LibreOffice (Open Source Office Suite on Window, Macintosh, and Linux)
March 27, 2018
LibreOffice (Open Source Office Suite on Window, Macintosh, and Linux)
Score 10 out of 10
Vetted Review
Verified User
Overall Satisfaction with LibreOffice
I choose to use LibreOffice because of a few reasons. I like to support the Open-Source Community - yes LibreOffice is free. You can however make a donation to the project if you choose to show support for their efforts in continuing the project and making it better and better. I also like LibreOffice because it works across platforms. It will run Windows, Macintosh, and Linux. I use Windows and Linux both and they have the same product on both platforms; [this] is a big plus to me. For mobile devices, it is my understanding that they have a viewer for Android and the ability to edit on Android is still an experimental feature. Hope to see a full Android version someday. So, if you like LibreOffice and want to see it more robust on mobile devices, I would suggest letting them know and by making a donation for supporting the efforts.
- LibreOffice is a full suite of office use solutions. Those include: Writer (to work with documents - .doc, docx, and even .pdf). Calc which is a full-featured spreadsheet tool, Impress which is to do presentations and slideshows, Draw which is as it sounds - a drawing tool, Math for working with formulas, and Base which is for working with databases.

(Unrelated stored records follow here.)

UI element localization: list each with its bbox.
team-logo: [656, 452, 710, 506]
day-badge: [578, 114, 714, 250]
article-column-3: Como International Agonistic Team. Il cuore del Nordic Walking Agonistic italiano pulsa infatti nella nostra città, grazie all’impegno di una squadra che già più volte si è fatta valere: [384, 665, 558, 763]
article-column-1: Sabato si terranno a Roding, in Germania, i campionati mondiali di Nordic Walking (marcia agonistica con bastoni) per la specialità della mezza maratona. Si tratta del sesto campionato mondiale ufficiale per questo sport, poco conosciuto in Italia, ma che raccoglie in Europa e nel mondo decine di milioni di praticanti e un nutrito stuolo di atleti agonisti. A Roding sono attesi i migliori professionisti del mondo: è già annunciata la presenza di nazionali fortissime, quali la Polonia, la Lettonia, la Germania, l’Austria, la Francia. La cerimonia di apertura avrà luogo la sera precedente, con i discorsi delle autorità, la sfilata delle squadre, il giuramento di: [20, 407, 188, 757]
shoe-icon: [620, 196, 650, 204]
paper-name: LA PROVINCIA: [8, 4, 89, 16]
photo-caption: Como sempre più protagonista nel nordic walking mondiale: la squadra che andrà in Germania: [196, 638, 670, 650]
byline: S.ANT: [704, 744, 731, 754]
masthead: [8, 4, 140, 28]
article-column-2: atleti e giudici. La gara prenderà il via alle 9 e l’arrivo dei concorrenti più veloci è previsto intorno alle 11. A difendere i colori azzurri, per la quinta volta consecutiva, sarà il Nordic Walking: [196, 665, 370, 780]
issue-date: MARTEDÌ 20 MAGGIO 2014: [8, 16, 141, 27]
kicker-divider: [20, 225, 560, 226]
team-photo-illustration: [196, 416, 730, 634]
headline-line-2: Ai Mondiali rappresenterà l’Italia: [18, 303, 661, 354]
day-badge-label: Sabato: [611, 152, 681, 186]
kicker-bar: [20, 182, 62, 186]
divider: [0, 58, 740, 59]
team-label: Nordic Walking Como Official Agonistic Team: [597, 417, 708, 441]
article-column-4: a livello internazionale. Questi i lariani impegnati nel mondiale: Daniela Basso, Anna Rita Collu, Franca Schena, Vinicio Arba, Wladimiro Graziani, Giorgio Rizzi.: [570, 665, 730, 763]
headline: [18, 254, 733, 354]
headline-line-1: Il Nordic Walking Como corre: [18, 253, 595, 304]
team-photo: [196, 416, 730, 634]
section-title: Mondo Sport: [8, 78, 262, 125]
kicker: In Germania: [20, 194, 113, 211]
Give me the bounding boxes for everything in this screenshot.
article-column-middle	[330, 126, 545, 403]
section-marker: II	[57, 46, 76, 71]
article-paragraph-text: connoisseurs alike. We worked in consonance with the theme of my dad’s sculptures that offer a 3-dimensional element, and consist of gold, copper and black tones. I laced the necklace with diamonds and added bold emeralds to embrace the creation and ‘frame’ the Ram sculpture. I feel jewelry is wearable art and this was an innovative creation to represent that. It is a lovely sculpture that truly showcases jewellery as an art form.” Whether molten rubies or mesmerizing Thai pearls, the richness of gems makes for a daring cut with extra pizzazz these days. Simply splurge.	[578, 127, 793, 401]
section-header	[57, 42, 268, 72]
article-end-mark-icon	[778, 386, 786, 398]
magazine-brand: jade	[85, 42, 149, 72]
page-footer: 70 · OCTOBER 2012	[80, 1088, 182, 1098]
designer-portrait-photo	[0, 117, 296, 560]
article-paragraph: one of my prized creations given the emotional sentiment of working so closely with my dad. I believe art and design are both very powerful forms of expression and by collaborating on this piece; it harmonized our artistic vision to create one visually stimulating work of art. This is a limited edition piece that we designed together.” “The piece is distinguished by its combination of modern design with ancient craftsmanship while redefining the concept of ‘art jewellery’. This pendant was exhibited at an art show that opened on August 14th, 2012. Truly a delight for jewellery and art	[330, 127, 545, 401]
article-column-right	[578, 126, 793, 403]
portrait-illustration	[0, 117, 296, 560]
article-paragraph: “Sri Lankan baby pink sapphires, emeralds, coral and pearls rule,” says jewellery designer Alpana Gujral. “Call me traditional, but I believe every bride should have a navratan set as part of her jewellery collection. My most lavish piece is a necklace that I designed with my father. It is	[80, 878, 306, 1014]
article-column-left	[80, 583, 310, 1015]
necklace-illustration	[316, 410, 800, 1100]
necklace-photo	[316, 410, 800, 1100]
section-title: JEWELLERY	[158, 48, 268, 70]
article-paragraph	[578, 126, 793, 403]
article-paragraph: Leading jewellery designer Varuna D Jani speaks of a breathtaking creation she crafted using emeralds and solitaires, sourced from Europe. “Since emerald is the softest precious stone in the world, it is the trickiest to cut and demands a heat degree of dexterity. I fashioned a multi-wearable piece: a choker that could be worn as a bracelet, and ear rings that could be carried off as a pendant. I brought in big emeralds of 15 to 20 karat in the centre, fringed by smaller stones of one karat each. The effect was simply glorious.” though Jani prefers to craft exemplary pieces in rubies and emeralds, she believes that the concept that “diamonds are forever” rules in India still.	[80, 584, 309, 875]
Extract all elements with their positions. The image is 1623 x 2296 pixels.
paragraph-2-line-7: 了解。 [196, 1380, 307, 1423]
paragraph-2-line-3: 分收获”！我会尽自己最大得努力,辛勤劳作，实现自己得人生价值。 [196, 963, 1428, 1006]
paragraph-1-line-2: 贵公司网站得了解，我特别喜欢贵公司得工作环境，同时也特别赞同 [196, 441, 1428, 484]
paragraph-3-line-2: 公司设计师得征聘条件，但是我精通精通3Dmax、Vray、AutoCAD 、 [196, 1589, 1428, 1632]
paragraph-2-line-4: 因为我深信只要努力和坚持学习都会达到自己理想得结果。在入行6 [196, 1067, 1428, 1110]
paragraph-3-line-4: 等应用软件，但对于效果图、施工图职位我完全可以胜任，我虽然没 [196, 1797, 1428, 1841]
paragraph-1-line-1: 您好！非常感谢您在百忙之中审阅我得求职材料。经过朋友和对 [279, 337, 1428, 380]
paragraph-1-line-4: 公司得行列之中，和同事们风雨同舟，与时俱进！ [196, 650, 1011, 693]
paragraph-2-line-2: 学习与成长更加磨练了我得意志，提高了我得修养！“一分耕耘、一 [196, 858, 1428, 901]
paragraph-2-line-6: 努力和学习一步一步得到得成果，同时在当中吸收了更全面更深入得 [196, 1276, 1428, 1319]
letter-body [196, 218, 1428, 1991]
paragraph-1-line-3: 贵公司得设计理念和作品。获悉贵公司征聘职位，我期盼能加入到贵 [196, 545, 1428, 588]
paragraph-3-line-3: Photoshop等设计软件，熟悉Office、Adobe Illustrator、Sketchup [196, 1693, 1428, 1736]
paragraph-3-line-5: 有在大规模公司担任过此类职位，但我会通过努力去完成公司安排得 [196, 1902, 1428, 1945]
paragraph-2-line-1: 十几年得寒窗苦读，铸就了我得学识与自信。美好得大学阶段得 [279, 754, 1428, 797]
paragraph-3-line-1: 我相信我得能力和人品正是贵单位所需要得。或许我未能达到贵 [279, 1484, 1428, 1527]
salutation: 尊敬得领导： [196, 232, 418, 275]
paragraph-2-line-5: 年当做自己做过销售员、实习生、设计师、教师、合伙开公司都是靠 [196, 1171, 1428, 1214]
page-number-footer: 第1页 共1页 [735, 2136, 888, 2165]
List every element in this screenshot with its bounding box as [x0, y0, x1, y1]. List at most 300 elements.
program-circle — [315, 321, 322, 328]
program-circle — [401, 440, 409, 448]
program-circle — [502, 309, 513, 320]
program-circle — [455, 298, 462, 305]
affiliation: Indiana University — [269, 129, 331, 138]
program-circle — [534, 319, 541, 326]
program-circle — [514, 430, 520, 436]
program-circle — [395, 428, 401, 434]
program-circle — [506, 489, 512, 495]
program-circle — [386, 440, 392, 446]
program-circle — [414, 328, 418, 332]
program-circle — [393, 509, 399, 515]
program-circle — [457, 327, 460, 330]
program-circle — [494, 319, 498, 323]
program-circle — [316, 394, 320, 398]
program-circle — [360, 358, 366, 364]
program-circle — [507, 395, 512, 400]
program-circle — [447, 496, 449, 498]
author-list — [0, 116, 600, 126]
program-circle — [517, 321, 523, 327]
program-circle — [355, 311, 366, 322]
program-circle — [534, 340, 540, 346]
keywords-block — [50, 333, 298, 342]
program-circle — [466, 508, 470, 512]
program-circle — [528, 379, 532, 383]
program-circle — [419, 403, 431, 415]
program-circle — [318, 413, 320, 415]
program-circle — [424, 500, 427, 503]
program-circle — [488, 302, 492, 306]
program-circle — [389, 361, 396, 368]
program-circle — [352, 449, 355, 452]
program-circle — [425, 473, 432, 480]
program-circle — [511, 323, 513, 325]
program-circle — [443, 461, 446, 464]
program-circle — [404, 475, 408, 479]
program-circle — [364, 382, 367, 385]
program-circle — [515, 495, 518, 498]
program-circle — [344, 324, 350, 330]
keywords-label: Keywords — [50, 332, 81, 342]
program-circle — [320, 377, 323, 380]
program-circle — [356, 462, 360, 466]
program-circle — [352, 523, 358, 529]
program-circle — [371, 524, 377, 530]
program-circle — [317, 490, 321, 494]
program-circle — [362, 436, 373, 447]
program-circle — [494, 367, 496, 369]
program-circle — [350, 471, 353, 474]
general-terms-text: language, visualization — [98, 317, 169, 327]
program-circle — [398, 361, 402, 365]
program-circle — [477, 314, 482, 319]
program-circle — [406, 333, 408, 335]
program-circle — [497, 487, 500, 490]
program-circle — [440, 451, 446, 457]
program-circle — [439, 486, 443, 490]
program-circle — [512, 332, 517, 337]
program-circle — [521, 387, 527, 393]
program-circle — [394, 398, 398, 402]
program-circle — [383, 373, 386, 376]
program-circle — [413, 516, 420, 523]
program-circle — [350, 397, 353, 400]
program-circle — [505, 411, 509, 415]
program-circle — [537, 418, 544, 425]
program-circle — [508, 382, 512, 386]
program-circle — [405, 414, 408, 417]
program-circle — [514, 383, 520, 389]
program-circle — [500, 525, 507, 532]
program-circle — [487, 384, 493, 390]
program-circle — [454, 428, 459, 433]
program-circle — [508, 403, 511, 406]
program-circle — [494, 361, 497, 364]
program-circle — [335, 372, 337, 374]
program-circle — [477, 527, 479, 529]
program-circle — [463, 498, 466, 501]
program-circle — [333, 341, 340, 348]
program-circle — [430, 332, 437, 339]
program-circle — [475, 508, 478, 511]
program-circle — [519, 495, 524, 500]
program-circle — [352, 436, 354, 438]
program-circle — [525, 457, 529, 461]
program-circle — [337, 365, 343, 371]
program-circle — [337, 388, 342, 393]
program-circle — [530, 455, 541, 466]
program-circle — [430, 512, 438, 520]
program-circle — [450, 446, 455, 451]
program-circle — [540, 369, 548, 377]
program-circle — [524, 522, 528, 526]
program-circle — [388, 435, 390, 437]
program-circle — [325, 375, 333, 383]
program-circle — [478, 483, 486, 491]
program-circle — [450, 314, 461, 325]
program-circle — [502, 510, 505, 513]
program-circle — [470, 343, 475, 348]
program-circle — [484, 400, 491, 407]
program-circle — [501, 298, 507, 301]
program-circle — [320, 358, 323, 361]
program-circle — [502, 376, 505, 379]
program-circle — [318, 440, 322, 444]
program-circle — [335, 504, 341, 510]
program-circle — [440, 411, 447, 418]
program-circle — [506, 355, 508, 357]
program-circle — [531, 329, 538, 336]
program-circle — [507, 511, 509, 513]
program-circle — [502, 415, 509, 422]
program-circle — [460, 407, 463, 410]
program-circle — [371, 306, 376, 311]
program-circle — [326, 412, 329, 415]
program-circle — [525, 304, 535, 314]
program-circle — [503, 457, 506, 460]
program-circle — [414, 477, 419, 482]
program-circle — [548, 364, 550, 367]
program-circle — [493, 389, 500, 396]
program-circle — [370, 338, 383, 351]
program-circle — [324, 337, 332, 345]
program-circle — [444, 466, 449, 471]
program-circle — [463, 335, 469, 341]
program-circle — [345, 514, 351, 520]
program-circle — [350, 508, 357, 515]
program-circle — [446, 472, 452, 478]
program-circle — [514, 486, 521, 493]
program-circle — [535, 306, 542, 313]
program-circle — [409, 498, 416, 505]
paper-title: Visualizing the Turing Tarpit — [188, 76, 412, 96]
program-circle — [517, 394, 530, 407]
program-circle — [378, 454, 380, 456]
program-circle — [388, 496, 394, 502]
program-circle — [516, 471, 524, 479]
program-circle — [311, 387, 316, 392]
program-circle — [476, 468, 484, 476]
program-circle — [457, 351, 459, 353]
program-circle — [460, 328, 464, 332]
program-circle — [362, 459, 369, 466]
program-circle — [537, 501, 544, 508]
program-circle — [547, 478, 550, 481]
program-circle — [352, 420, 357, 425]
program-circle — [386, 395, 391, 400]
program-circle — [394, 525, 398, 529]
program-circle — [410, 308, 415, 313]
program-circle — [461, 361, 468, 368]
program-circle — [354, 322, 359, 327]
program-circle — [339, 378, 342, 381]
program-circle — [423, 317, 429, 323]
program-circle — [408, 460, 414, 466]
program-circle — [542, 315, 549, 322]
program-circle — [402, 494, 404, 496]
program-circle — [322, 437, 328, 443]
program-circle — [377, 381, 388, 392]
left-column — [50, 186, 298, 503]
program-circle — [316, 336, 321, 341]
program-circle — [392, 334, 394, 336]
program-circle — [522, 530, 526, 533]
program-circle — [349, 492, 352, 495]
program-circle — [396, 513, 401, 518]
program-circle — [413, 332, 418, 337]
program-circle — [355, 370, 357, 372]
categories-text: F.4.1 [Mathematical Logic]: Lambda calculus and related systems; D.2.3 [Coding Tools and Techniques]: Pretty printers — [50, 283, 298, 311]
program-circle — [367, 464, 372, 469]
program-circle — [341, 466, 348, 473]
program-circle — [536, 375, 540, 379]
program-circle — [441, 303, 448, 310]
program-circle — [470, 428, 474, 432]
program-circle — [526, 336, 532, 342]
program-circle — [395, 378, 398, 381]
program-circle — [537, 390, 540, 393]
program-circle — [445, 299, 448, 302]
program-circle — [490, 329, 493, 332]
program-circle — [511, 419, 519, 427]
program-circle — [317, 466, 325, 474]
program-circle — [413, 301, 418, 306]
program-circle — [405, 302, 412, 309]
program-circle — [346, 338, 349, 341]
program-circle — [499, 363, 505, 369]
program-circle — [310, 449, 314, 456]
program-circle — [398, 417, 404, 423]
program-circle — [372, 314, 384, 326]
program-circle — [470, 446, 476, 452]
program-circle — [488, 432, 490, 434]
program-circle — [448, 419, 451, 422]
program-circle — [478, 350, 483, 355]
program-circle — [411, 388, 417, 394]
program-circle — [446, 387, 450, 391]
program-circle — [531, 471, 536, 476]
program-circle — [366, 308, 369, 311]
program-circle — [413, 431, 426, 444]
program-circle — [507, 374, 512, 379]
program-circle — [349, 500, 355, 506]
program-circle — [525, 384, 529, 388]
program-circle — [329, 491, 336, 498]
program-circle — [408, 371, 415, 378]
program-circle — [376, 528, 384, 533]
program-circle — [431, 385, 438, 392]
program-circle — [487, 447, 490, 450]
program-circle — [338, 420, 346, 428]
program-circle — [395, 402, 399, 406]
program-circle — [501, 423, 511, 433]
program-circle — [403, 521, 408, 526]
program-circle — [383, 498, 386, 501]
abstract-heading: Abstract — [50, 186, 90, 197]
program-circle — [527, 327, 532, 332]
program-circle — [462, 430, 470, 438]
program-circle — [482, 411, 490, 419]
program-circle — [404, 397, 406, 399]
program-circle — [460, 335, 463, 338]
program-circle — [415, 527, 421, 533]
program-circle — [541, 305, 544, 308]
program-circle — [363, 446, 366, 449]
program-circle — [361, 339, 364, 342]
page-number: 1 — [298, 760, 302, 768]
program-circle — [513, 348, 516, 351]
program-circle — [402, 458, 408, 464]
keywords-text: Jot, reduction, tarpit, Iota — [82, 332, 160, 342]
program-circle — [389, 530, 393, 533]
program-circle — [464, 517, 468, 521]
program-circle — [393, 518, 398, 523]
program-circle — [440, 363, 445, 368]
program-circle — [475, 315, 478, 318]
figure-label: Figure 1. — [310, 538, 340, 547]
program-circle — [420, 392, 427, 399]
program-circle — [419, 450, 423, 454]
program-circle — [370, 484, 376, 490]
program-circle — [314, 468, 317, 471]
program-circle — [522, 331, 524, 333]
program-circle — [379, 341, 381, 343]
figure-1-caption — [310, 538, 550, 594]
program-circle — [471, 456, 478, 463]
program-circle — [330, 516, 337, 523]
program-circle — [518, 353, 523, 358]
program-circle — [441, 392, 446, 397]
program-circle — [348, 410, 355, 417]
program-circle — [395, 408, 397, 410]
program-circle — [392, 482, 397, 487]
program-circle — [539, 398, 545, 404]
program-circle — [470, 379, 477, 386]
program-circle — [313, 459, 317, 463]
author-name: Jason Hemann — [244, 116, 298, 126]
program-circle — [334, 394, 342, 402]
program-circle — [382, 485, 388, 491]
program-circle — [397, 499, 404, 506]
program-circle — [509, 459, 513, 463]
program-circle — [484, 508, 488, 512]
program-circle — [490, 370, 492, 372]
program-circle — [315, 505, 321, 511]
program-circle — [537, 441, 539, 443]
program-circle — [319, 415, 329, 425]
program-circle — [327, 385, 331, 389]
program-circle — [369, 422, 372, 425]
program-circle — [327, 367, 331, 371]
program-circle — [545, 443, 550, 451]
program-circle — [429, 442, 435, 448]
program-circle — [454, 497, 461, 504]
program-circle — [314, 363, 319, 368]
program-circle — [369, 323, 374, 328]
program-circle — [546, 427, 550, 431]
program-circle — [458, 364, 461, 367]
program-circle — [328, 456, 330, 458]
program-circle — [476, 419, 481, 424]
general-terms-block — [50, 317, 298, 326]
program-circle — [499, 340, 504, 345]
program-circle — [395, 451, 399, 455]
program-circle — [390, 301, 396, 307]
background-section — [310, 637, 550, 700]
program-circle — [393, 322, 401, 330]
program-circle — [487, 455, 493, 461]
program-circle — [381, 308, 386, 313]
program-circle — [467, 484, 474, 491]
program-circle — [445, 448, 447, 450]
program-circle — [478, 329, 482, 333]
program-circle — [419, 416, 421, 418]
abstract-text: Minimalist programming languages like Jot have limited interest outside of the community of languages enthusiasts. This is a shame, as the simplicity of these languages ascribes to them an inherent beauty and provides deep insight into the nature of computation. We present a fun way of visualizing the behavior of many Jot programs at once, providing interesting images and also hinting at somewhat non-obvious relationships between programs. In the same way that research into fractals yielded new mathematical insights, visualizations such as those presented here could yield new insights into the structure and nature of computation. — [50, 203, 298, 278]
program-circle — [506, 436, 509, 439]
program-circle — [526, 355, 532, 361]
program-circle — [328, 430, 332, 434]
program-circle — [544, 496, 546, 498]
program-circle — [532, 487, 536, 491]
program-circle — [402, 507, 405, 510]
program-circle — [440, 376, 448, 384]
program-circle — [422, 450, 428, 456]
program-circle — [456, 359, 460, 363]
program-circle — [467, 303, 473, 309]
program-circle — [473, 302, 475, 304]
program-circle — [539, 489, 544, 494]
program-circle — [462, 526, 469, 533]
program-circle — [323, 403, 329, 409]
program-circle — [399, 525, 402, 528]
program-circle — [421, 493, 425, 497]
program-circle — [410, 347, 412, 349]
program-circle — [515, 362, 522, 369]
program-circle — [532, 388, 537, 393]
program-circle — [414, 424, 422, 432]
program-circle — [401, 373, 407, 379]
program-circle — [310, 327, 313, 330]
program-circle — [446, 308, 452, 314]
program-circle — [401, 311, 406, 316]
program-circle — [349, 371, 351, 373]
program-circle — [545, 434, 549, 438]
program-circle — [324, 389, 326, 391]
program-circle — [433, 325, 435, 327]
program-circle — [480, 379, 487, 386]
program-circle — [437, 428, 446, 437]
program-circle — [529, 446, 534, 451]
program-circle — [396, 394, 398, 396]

- There are templates for a number of items that you may need to create from time to time.
- It works well with most items created in Microsoft Office and the other way around.
- There a number of extensions that can be installed to be used to make it work for a specific purpose. Such as Code Highlighter so that code will be colored based on the syntax. I believe that plugins support some 350 or so programming languages. This is just one of the many extensions available. I just happen to like this one personally.
- When saving a Word file (document) you have to be careful to save it as an MS Word DOCX file or it will by default save it as an ODT file.
- I would like Draw to be more feature rich. But, for documents, it is very sufficient. So, I guess I can't expect it to be PhotoShop, since that it not its real purpose. But, some of those types of features sure would not be frowned upon :)
- As far as ROI, well, it is open source. So, it should have an instant ROI.
- It does everything I need it to do, so it meets all my needs. And the fact that it works across platforms is a plus.
I have followed and used many various office suites in the open office range of open source offerings. I still occasionally download and try one of the others just to take a look. But, I always end up making LibreOffice my choice to go with.